その夜、マグダは孫娘のリーナを枕元に呼んだ。


「リーナ、よくお聞き。この国にはね、レクスっていう騎士がいたんだよ。竜を三匹斃して、魔王の兵を追い返して、あたしたちの街を守ってくれた人だ。あたしが死んだら、この話をお前が覚えておいておくれ」


リーナは不思議そうな顔で頷いた。

まだ十にもなっていない少女だった。


三日後の朝、マグダは静かに息を引き取った。


俺の体は一気に透けた。

足先は完全に消えていた。


これで終わりか。

そう思った。


だが翌日、丘の上に小さな人影が現れた。


リーナだった。


少女は誰もいないはずの丘に向かって、たどたどしく語り始めた。


「えっと……レクスっていう騎士様がいてね。竜を……三匹、たおしたんだって。おばあちゃんが言ってた」


声は小さかった。

言葉も拙かった。

だが、消えかけた俺の指先が、ほんのわずかに実体を取り戻した。


リーナはそれから毎日、丘に来た。

日を追うごとに語りは上手くなり、やがてリーナには俺の姿がうっすら見えるようになった。

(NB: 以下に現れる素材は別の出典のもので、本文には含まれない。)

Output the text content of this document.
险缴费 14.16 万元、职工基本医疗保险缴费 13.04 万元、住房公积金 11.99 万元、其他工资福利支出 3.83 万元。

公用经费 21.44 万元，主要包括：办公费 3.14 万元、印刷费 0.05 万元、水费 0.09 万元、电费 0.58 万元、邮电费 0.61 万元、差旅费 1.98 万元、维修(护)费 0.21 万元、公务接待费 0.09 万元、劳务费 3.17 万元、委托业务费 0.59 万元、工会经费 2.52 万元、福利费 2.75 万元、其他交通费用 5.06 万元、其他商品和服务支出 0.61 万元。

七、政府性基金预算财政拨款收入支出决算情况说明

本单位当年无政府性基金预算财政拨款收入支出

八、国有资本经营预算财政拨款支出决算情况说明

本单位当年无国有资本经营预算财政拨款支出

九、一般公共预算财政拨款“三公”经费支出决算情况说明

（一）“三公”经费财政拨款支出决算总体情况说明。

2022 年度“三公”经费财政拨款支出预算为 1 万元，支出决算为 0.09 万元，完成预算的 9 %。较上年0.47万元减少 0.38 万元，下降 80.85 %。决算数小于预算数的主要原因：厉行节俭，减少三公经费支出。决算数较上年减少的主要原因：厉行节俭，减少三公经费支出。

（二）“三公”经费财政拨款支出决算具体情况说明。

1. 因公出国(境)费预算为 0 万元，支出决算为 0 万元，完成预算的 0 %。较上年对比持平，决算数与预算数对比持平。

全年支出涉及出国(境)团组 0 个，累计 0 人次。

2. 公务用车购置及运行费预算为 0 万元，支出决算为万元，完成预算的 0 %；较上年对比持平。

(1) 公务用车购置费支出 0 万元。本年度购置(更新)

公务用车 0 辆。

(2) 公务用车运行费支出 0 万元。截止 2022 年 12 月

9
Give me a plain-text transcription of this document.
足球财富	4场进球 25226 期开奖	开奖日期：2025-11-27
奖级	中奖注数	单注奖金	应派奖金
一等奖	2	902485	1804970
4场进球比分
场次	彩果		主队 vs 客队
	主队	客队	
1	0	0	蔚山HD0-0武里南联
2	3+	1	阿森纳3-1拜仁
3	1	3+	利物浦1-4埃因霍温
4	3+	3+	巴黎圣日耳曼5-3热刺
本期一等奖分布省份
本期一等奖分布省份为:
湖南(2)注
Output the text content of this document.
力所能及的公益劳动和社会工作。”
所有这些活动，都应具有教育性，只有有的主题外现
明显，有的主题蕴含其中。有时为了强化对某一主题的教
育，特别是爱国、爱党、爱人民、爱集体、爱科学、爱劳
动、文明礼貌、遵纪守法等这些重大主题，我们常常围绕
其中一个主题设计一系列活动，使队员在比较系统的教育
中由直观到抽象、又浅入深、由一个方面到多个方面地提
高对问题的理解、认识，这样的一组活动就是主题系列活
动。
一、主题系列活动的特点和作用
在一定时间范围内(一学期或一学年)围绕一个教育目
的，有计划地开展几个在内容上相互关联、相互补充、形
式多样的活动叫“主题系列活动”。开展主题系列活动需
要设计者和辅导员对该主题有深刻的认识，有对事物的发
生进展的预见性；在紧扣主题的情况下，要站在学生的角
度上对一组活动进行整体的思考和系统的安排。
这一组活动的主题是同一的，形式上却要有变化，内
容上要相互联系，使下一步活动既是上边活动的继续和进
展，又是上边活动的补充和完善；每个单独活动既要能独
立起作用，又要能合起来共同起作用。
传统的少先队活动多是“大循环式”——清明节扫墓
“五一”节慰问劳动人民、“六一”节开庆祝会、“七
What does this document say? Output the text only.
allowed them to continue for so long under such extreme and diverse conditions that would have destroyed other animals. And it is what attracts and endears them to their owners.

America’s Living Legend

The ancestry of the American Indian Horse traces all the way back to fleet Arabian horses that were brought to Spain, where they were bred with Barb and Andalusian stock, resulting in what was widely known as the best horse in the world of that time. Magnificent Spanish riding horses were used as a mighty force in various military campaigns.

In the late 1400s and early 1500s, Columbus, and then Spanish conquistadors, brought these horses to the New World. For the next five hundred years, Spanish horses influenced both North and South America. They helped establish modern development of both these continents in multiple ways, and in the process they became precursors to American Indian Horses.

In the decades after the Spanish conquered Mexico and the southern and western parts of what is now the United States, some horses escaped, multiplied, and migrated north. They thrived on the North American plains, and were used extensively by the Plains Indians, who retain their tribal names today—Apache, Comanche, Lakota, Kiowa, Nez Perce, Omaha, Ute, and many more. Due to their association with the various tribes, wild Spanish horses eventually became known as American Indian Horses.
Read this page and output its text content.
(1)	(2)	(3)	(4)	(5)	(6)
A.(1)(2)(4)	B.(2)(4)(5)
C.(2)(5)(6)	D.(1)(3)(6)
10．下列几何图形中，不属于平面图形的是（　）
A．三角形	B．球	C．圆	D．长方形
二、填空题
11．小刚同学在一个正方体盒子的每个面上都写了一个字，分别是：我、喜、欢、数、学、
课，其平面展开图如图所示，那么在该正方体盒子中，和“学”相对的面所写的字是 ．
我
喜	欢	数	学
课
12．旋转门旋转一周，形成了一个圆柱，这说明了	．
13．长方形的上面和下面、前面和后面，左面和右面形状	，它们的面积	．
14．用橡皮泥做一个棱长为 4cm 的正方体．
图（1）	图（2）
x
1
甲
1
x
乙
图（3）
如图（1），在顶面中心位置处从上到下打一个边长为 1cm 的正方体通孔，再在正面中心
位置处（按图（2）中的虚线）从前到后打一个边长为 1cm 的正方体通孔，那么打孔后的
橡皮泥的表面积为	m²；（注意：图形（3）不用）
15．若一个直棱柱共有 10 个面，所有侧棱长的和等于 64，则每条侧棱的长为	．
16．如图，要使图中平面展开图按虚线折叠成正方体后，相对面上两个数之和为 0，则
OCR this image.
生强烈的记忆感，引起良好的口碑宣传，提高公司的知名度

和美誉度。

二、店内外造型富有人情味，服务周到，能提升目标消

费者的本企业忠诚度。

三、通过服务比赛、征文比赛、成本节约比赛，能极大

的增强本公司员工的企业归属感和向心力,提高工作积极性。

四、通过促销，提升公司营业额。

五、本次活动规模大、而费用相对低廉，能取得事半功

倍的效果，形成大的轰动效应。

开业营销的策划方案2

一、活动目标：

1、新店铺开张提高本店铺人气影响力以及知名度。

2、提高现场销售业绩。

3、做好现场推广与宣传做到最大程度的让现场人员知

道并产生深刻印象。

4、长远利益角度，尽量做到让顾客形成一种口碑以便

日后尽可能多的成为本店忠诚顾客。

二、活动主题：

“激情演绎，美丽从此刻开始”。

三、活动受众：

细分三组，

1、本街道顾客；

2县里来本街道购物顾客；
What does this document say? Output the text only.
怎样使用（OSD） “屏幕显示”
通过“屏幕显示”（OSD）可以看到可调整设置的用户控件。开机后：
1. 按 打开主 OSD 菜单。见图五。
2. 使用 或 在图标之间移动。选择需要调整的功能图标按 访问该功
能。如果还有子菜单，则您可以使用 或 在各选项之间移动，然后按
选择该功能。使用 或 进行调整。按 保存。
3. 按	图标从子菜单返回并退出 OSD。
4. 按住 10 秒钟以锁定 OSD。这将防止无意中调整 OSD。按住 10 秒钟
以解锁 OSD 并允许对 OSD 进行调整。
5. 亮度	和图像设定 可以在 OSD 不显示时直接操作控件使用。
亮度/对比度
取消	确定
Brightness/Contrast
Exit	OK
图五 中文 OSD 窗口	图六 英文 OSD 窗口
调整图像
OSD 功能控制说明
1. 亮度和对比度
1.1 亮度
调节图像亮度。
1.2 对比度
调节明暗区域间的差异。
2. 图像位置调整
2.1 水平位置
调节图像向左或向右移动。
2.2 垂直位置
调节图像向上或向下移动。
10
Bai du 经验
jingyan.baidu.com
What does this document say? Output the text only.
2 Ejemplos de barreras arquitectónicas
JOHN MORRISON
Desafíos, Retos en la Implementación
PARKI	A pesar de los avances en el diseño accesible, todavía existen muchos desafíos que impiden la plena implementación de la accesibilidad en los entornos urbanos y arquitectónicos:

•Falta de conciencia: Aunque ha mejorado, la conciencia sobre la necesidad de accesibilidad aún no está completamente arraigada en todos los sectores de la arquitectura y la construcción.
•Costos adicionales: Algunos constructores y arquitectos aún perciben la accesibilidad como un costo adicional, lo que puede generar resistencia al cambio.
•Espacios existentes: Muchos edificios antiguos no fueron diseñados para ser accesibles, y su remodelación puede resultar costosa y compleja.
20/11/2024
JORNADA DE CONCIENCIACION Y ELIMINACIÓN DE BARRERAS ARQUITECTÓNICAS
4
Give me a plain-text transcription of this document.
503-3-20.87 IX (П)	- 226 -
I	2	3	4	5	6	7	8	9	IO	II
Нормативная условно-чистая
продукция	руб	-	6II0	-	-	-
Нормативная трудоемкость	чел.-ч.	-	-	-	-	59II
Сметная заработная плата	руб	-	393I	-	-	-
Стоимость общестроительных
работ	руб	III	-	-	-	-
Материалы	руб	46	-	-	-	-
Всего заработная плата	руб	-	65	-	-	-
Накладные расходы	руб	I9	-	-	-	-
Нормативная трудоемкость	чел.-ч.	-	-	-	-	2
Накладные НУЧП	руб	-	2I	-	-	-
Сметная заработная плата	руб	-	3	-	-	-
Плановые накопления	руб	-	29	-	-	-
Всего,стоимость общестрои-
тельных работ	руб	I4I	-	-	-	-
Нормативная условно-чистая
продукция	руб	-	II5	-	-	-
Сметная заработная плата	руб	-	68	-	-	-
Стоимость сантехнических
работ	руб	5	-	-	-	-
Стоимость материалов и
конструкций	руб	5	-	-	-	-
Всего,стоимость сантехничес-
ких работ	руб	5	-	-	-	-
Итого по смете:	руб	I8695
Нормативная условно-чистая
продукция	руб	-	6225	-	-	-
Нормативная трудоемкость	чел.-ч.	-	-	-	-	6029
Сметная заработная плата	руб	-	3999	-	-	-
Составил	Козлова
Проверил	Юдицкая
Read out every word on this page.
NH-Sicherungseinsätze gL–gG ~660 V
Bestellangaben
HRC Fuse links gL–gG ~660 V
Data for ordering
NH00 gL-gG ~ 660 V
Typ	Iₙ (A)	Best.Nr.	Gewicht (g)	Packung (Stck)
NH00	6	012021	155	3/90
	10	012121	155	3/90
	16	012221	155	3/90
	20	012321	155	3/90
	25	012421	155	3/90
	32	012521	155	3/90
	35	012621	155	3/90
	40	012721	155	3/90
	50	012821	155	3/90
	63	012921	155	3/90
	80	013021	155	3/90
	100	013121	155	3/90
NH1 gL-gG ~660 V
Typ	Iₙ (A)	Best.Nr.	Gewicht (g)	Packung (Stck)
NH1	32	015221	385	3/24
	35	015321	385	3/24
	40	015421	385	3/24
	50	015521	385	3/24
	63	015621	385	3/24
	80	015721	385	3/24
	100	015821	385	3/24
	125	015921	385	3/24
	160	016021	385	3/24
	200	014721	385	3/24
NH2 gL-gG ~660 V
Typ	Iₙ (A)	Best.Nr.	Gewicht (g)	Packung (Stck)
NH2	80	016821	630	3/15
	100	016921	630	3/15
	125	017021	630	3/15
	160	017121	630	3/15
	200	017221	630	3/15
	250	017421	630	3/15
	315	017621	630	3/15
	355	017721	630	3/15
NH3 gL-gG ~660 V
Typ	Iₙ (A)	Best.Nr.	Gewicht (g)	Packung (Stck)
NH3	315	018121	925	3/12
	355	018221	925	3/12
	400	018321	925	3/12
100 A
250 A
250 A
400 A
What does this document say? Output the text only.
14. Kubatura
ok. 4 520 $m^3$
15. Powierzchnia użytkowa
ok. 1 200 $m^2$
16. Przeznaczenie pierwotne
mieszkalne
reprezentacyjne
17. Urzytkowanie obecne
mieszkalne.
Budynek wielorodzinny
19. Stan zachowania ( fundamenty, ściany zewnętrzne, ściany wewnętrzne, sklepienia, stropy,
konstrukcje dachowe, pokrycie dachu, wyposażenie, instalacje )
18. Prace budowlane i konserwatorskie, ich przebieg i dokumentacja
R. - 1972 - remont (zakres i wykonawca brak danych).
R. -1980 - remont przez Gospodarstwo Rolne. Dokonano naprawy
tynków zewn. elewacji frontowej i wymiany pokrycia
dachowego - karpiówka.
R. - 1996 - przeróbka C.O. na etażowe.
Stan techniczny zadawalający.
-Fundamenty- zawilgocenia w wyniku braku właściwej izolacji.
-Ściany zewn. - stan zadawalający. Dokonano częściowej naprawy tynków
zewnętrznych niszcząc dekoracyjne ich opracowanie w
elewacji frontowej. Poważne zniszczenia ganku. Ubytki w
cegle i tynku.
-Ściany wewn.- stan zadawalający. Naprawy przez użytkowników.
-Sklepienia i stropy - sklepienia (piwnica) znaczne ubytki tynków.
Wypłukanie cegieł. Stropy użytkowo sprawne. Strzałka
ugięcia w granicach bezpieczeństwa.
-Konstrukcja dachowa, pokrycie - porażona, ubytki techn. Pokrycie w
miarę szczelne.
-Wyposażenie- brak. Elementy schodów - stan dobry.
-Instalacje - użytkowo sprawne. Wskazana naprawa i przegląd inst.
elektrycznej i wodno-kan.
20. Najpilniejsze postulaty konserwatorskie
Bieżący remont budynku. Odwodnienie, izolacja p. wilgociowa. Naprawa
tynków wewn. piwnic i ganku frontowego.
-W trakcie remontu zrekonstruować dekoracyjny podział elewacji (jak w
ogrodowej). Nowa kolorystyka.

直接話ができるようになってからは、俺の口から新しい話を聞いて、それを街の子どもたちに語り聞かせるようになった。


「騎士様、今日はどんなお話を聞かせてくれますか?」


俺は語った。

もう、自分のために語っているのではなかった。

この子が生きていく世界に、何か一つでも残せるものがあるなら。

そう思って語った。


ある日、リーナが聞いた。


「ねえ騎士様。もし誰もあなたの話をしなくなったら、怖い?」


俺は少し考えて、答えた。


「怖くはない。だが寂しいだろうな。俺が消えることよりも、俺がここにいたことを誰も知らない世界ってのは……、少し冷たい気がする」


「じゃあ、私がずっと話すよ。おばあちゃんの分も。騎士様が寂しくないように」


そして、俺は今も、かろうじてここにいる。

あの丘の上で、少女の声を聞きながら。